Fumaça, do galego "Antón Fortes", mostra a visão de um menino anônimo sobre a vida em um campo de extermínio
Joanna Concejo/Reprodução
01/08/2012

Quando o menino entrou no trem, já sabia que não ia para a praia como das outras vezes. Eram muito mais vagões. E as filas — grandes, bem grandes — eram divididas entre a dos homens e a das mulheres e crianças. O menino, sob a supervisão atenta dos soldados, viajou com sua mamãe. E com outras crianças e outras mamães. A viagem foi silenciosa, como quando estavam na fila. Quando chegaram, foram levados a uma casa de número 48, que dividiram com muitas mães e muitas crianças. Também havia uma casa com chaminé. A mamãe dele dizia que os meninos que entravam ali iam direto para o céu. Ele não queria ir para o céu ainda. Mesmo passando frio e fome.

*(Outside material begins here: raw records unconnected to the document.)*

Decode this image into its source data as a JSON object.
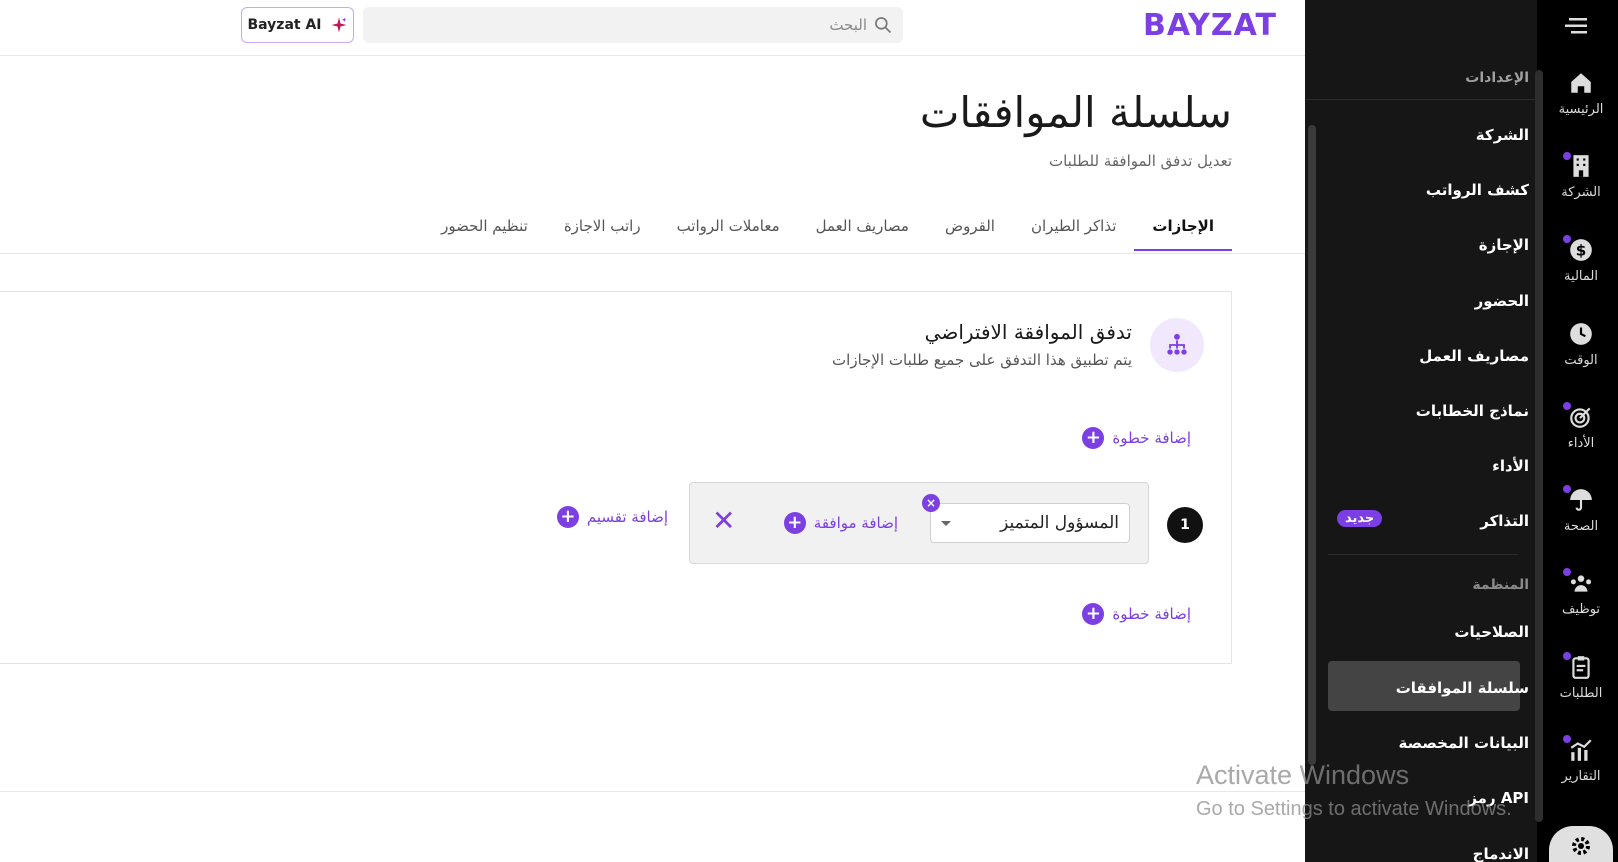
{
  "header": {
    "logo": "BAYZAT",
    "search_placeholder": "البحث",
    "ai_button": "Bayzat AI"
  },
  "page": {
    "title": "سلسلة الموافقات",
    "subtitle": "تعديل تدفق الموافقة للطلبات"
  },
  "tabs": [
    {
      "label": "الإجازات",
      "active": true
    },
    {
      "label": "تذاكر الطيران"
    },
    {
      "label": "القروض"
    },
    {
      "label": "مصاريف العمل"
    },
    {
      "label": "معاملات الرواتب"
    },
    {
      "label": "راتب الاجازة"
    },
    {
      "label": "تنظيم الحضور"
    }
  ],
  "flow": {
    "title": "تدفق الموافقة الافتراضي",
    "description": "يتم تطبيق هذا التدفق على جميع طلبات الإجازات",
    "add_step": "إضافة خطوة",
    "step_number": "1",
    "approver": "المسؤول المتميز",
    "add_approval": "إضافة موافقة",
    "add_split": "إضافة تقسيم",
    "remove_symbol": "×",
    "close_symbol": "✕"
  },
  "settings_panel": {
    "header": "الإعدادات",
    "items": [
      "الشركة",
      "كشف الرواتب",
      "الإجازة",
      "الحضور",
      "مصاريف العمل",
      "نماذج الخطابات",
      "الأداء",
      "التذاكر"
    ],
    "new_badge": "جديد",
    "org_section": "المنظمة",
    "org_items": [
      "الصلاحيات",
      "سلسلة الموافقات",
      "البيانات المخصصة",
      "رمز API",
      "الاندماج"
    ]
  },
  "rail": {
    "items": [
      "الرئيسية",
      "الشركة",
      "المالية",
      "الوقت",
      "الأداء",
      "الصحة",
      "توظيف",
      "الطلبات",
      "التقارير"
    ]
  },
  "watermark": {
    "line1": "Activate Windows",
    "line2": "Go to Settings to activate Windows."
  },
  "colors": {
    "accent": "#7b3fe4",
    "panel_bg": "#161616",
    "rail_bg": "#000000"
  }
}
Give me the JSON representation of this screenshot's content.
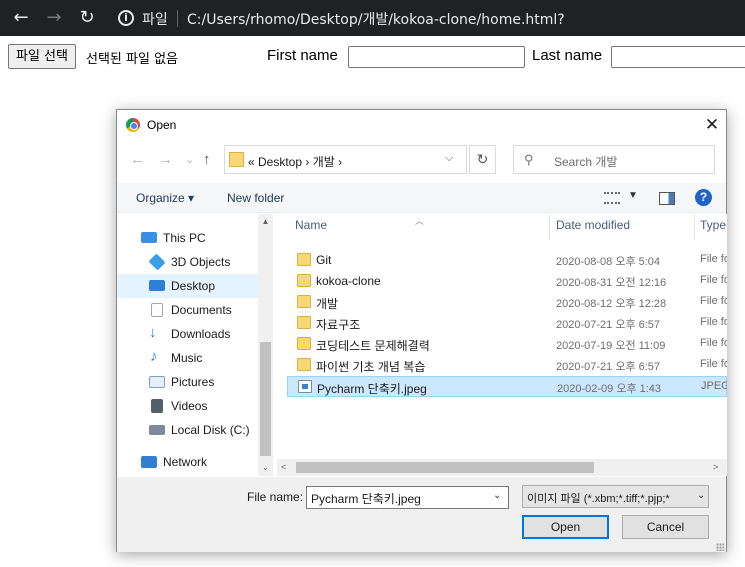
{
  "browser": {
    "back_icon": "arrow-left",
    "forward_icon": "arrow-right",
    "reload_icon": "reload",
    "info_icon": "info",
    "scheme_label": "파일",
    "url": "C:/Users/rhomo/Desktop/개발/kokoa-clone/home.html?"
  },
  "page": {
    "file_button_label": "파일 선택",
    "no_file_text": "선택된 파일 없음",
    "first_name_label": "First name",
    "first_name_value": "",
    "last_name_label": "Last name",
    "last_name_value": ""
  },
  "dialog": {
    "title": "Open",
    "close_glyph": "✕",
    "address": {
      "breadcrumb": "«  Desktop  ›  개발  ›",
      "back_glyph": "←",
      "forward_glyph": "→",
      "recent_glyph": "⌄",
      "up_glyph": "↑",
      "dropdown_glyph": "⌵",
      "refresh_glyph": "↻"
    },
    "search_glyph": "⚲",
    "search_placeholder": "Search 개발",
    "toolbar": {
      "organize_label": "Organize ▾",
      "new_folder_label": "New folder",
      "view_dropdown_glyph": "▼",
      "help_glyph": "?"
    },
    "nav_items": [
      {
        "label": "This PC",
        "icon": "pc-icon",
        "color": "#3a8ee6"
      },
      {
        "label": "3D Objects",
        "icon": "cube-icon",
        "color": "#39a0e8"
      },
      {
        "label": "Desktop",
        "icon": "desktop-icon",
        "color": "#2f7fd8"
      },
      {
        "label": "Documents",
        "icon": "document-icon",
        "color": "#9aa6b5"
      },
      {
        "label": "Downloads",
        "icon": "download-icon",
        "color": "#2b79d4"
      },
      {
        "label": "Music",
        "icon": "music-icon",
        "color": "#2d7fd6"
      },
      {
        "label": "Pictures",
        "icon": "pictures-icon",
        "color": "#7aa0c8"
      },
      {
        "label": "Videos",
        "icon": "video-icon",
        "color": "#555e6b"
      },
      {
        "label": "Local Disk (C:)",
        "icon": "disk-icon",
        "color": "#7d8a99"
      },
      {
        "label": "Network",
        "icon": "network-icon",
        "color": "#2f80d0"
      }
    ],
    "nav_scroll": {
      "up_glyph": "▲",
      "down_glyph": "⌄"
    },
    "columns": {
      "name": "Name",
      "date": "Date modified",
      "type": "Type",
      "sort_glyph": "︿"
    },
    "files": [
      {
        "name": "Git",
        "date": "2020-08-08 오후 5:04",
        "type": "File fo",
        "kind": "folder"
      },
      {
        "name": "kokoa-clone",
        "date": "2020-08-31 오전 12:16",
        "type": "File fo",
        "kind": "folder"
      },
      {
        "name": "개발",
        "date": "2020-08-12 오후 12:28",
        "type": "File fo",
        "kind": "folder"
      },
      {
        "name": "자료구조",
        "date": "2020-07-21 오후 6:57",
        "type": "File fo",
        "kind": "folder"
      },
      {
        "name": "코딩테스트 문제해결력",
        "date": "2020-07-19 오전 11:09",
        "type": "File fo",
        "kind": "folder"
      },
      {
        "name": "파이썬 기초 개념 복습",
        "date": "2020-07-21 오후 6:57",
        "type": "File fo",
        "kind": "folder"
      },
      {
        "name": "Pycharm 단축키.jpeg",
        "date": "2020-02-09 오후 1:43",
        "type": "JPEG",
        "kind": "jpeg",
        "selected": true
      }
    ],
    "hscroll": {
      "left_glyph": "<",
      "right_glyph": ">"
    },
    "file_name_label": "File name:",
    "file_name_value": "Pycharm 단축키.jpeg",
    "file_name_dropdown_glyph": "⌄",
    "file_type_value": "이미지 파일 (*.xbm;*.tiff;*.pjp;*",
    "file_type_dropdown_glyph": "⌄",
    "open_label": "Open",
    "cancel_label": "Cancel"
  }
}
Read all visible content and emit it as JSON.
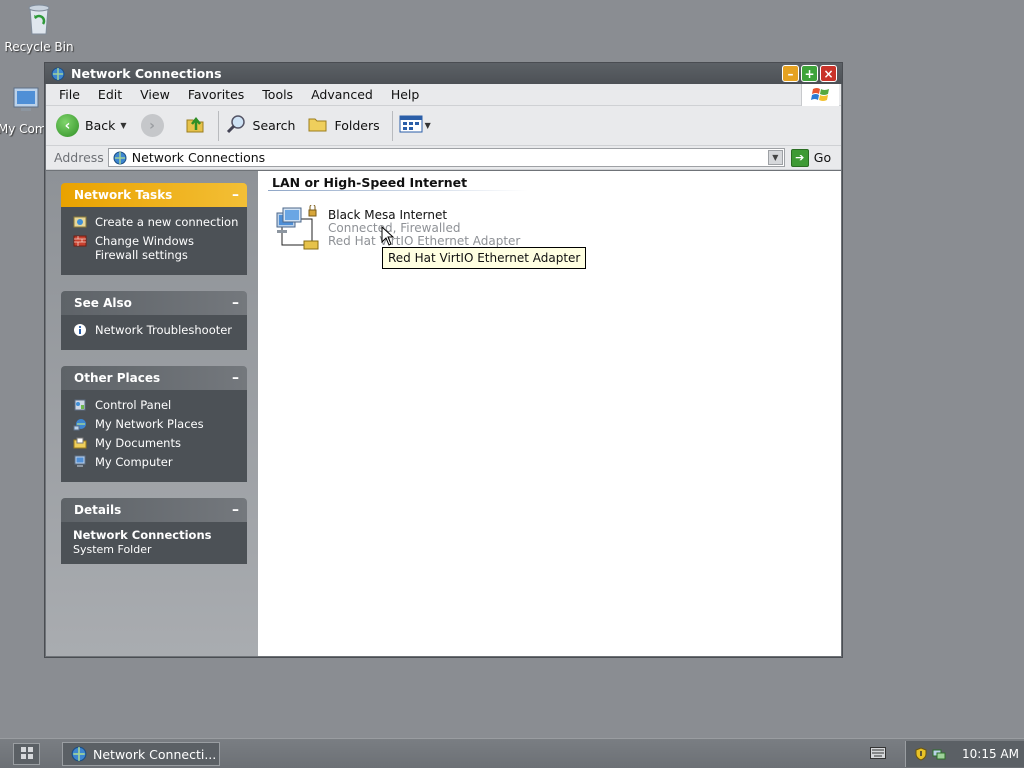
{
  "desktop": {
    "recycle_bin_label": "Recycle Bin",
    "my_computer_label": "My Comp"
  },
  "window": {
    "title": "Network Connections",
    "menu": [
      "File",
      "Edit",
      "View",
      "Favorites",
      "Tools",
      "Advanced",
      "Help"
    ],
    "toolbar": {
      "back_label": "Back",
      "search_label": "Search",
      "folders_label": "Folders"
    },
    "address": {
      "label": "Address",
      "value": "Network Connections",
      "go_label": "Go"
    }
  },
  "sidebar": {
    "network_tasks": {
      "title": "Network Tasks",
      "items": [
        "Create a new connection",
        "Change Windows Firewall settings"
      ]
    },
    "see_also": {
      "title": "See Also",
      "items": [
        "Network Troubleshooter"
      ]
    },
    "other_places": {
      "title": "Other Places",
      "items": [
        "Control Panel",
        "My Network Places",
        "My Documents",
        "My Computer"
      ]
    },
    "details": {
      "title": "Details",
      "name": "Network Connections",
      "type": "System Folder"
    }
  },
  "content": {
    "group_title": "LAN or High-Speed Internet",
    "connection": {
      "name": "Black Mesa Internet",
      "status": "Connected, Firewalled",
      "adapter": "Red Hat VirtIO Ethernet Adapter"
    },
    "tooltip": "Red Hat VirtIO Ethernet Adapter"
  },
  "taskbar": {
    "task_label": "Network Connecti...",
    "clock": "10:15 AM"
  },
  "colors": {
    "task_panel_header": "#e9a200",
    "panel_body": "#4c5156",
    "desktop": "#8a8d92"
  }
}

Tudo o que acontece em Fumaça (texto do galego Antón Fortes com ilustrações da polonesa Joanna Concejo) é narrado por um menino anônimo. Um garoto sem nome, como milhares de outros que também tiveram medo, saudade, fome, frio. Como milhares de outros que foram arrancados de suas casas, levados para os trens, jogados em quartos com camas de palha, obrigados a trabalhar e a servir como experimento para os nazistas. Como milhares de outros que viraram fumaça.

Não é literatura de fácil digestão. Não tem final feliz, não tem mensagens edificantes, não tem figuras coloridas com meninos sorridentes, bichinhos que falam. Não tem as nuances de riso ou o americano redentor de A vida é bela (obra cinematográfica italiana que também trata dos campos de concentração sob a ótica de uma criança). É um livro tristíssimo.

Joanna Concejo/Reprodução

Mas é bonito, sim. Edição muitíssimo bem cuidada. Texto objetivo, curto, ágil. Ilustrações de traços duros e cores neutras — embora sem perder a aura poética. Fumaça é a visão de uma criança sobre sua curta vida em um campo de concentração. E, embora não faça nenhuma referência explícita a “campo de extermínio”, “nazismo” e “morte”, trata disso tudo. As ilustrações, quase sem cor, reforçam: chaminés com pessoas “voando” como fumaça, pijamas listrados, cabelos raspados. Por essas referências, os leitores que tiverem algum conhecimento sobre o que aconteceu na Segunda Guerra — os trens, as celas, a vida nos campos de concentração, as câmaras de gás e os crematórios — poderão aproveitar melhor o texto e as imagens dessa obra tão bem cuidada.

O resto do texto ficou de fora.